According to Bank of America CEO Kenneth Lewis, leasing had a “volatile earnings stream” and had become “unattractive from a risk-reward standpoint.” Lewis said the bank’s leasing margins had fallen dramatically due to low used-vehicle values caused by economic conditions.

“We have said for some time that if a business cannot be configured to drive what we believe are consistent, attractive results, we would exit it,” Lewis said.

The Charlotte, N.C., bank says it plans to manage its current $9.7 billion lease portfolio over its remaining term.

Bank of America, which has about 495,000 auto leases on its books, becomes the latest major lender to join the leasing exodus, following GE Capital, First Union and a slew of smaller banks. Bank of America and Banc One Credit Company dramatically scaled back their auto lease portfolios late last year.

National City Corp. exited the auto leasing business in December 2000; KeyCorp made its exit in May and took a charge of $25 million.

Many analysts ascribe the leasing fallout to unrealistically high residual values set during the leasing boom of the late 1990s. Now that many of those vehicles are coming off lease at substantially lower values than predicted, many lenders are suffering major losses.

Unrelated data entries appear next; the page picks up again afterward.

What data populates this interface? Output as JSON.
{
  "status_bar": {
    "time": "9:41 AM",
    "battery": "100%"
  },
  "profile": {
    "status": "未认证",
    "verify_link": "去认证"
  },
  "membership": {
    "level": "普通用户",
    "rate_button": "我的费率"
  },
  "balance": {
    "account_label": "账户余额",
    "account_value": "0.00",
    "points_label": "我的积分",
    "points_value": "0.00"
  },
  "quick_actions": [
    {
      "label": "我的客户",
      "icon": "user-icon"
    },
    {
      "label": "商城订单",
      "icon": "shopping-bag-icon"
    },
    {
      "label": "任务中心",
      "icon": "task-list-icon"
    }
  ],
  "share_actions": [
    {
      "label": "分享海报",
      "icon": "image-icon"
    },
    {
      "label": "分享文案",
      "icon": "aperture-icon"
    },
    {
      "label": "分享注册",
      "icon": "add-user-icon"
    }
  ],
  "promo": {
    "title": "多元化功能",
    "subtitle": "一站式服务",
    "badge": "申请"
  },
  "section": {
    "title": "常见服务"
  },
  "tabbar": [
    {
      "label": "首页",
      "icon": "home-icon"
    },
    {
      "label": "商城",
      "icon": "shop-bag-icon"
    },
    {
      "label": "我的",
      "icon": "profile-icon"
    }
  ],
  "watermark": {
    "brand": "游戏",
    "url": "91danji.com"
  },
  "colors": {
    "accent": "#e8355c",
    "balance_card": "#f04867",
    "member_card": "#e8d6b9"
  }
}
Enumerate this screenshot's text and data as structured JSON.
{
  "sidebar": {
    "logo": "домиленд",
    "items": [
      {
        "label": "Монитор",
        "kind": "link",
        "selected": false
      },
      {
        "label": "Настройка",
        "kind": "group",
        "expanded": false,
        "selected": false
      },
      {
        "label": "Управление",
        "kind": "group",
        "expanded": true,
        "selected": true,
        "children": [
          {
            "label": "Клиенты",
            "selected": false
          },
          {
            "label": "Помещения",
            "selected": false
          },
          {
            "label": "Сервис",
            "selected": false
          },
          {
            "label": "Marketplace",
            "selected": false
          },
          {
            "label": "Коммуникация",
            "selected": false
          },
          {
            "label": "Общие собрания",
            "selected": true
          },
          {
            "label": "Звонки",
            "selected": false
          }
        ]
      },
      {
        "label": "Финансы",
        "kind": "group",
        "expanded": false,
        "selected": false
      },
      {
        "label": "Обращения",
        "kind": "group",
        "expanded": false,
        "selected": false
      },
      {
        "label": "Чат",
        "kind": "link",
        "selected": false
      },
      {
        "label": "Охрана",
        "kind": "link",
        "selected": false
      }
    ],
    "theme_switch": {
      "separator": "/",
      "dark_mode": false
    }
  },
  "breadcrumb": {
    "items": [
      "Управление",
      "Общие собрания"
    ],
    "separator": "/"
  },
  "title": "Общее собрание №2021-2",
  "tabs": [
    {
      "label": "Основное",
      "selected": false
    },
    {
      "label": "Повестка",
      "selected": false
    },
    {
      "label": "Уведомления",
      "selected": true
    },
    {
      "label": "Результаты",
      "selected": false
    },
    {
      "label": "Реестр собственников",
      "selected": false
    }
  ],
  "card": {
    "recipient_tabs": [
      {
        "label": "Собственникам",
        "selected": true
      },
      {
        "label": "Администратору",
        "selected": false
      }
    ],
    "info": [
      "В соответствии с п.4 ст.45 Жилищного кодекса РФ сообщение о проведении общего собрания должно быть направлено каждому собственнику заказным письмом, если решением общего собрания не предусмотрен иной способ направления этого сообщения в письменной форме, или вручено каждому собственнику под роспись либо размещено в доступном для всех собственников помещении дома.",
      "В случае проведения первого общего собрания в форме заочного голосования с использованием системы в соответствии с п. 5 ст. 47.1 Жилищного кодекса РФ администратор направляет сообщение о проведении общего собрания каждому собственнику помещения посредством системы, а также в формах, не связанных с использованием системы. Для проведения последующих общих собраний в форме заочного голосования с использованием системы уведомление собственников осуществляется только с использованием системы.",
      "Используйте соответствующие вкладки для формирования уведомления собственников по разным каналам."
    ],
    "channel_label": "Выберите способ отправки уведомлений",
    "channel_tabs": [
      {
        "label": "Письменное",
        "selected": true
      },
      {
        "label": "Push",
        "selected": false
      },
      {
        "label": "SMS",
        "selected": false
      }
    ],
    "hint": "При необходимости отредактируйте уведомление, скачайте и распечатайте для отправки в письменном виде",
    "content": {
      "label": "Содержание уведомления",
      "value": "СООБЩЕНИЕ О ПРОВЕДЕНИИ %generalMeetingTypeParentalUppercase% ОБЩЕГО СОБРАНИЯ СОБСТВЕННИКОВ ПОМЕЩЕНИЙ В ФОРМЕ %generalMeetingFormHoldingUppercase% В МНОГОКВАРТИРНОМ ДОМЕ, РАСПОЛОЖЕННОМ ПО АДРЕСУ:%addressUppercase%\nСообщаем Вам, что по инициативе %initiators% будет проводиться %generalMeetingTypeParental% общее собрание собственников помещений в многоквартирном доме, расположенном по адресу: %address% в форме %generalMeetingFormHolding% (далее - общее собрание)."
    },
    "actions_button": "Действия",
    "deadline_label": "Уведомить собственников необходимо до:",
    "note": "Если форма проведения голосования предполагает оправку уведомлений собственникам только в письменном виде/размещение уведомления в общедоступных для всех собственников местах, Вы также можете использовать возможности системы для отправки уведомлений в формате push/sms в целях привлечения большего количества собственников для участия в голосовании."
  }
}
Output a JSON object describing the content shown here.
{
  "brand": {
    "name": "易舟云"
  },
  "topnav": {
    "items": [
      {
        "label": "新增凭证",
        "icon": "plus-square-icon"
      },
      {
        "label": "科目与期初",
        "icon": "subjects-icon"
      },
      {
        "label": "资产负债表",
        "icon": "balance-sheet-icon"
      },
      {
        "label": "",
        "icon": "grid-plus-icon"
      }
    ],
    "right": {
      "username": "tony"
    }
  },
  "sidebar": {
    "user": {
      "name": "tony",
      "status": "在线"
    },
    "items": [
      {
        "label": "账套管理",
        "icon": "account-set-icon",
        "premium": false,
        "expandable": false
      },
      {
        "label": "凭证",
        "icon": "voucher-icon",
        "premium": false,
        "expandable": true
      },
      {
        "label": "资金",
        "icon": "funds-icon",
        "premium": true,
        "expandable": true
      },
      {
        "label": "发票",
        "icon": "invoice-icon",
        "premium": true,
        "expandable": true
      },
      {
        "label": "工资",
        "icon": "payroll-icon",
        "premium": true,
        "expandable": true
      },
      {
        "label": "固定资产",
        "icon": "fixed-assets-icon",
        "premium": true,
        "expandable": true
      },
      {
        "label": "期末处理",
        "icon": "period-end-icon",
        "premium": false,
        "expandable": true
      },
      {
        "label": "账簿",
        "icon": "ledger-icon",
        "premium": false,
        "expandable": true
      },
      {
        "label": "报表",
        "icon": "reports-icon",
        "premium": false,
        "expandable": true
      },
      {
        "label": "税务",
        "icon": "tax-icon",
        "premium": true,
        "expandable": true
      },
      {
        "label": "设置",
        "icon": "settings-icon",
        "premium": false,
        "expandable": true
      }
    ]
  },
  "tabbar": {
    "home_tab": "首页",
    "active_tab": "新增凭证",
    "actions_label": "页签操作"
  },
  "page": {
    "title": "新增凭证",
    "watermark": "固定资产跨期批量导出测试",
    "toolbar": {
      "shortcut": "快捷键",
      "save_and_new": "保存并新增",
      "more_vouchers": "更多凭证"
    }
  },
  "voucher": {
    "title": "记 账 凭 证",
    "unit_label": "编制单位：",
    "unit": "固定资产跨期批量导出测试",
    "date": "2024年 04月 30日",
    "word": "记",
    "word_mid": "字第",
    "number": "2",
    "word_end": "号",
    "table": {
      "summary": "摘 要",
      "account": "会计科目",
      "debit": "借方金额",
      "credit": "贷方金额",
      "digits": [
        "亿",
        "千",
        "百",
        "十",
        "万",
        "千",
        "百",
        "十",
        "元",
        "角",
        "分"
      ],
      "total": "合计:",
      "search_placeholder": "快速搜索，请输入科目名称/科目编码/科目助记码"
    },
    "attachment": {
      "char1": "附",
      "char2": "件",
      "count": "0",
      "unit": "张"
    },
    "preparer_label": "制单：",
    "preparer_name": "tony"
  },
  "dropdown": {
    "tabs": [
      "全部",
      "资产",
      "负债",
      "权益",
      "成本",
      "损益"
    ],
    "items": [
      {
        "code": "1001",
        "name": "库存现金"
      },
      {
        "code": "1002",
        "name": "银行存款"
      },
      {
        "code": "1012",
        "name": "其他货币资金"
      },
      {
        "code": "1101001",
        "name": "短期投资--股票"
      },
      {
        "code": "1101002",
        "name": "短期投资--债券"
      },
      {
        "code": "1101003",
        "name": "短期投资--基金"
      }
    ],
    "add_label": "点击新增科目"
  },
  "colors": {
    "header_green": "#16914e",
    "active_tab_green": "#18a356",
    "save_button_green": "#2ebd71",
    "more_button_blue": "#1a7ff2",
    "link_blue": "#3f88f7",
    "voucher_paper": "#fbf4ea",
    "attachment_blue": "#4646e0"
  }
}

Thomas Marinelli, vice president of DaimlerChrysler AG's Chrysler-Jeep division, told Bloomberg News that Chrysler's U.S. dealers are finding it difficult to line up local banks to handle leases, a problem that has worsened in the last two months.

According to the Consumer Bankers Association’s 2001 Automobile Finance Study, the average loss for a full-term lease vehicle was $2,342 in 2000, up from $1,920 a year earlier. Average portfolio loss for 2000 was $2,532.

The study also stated that lessors reported a 95 percent increase in lease-end losses in 2000.

According to Bank of America, the leasing decision will not affect its auto loan business.

The bank also quit lending in the subprime real estate sector.

“We are committed to achieving consistent, above average shareholder returns and these actions are aimed at achieving that mission,” Lewis said.

The bank says it will liquidate its $26.3 billion subprime portfolio over the next seven to nine months.

The bank will take a $1.25-billion charge to earnings this quarter to exit the two unprofitable ventures.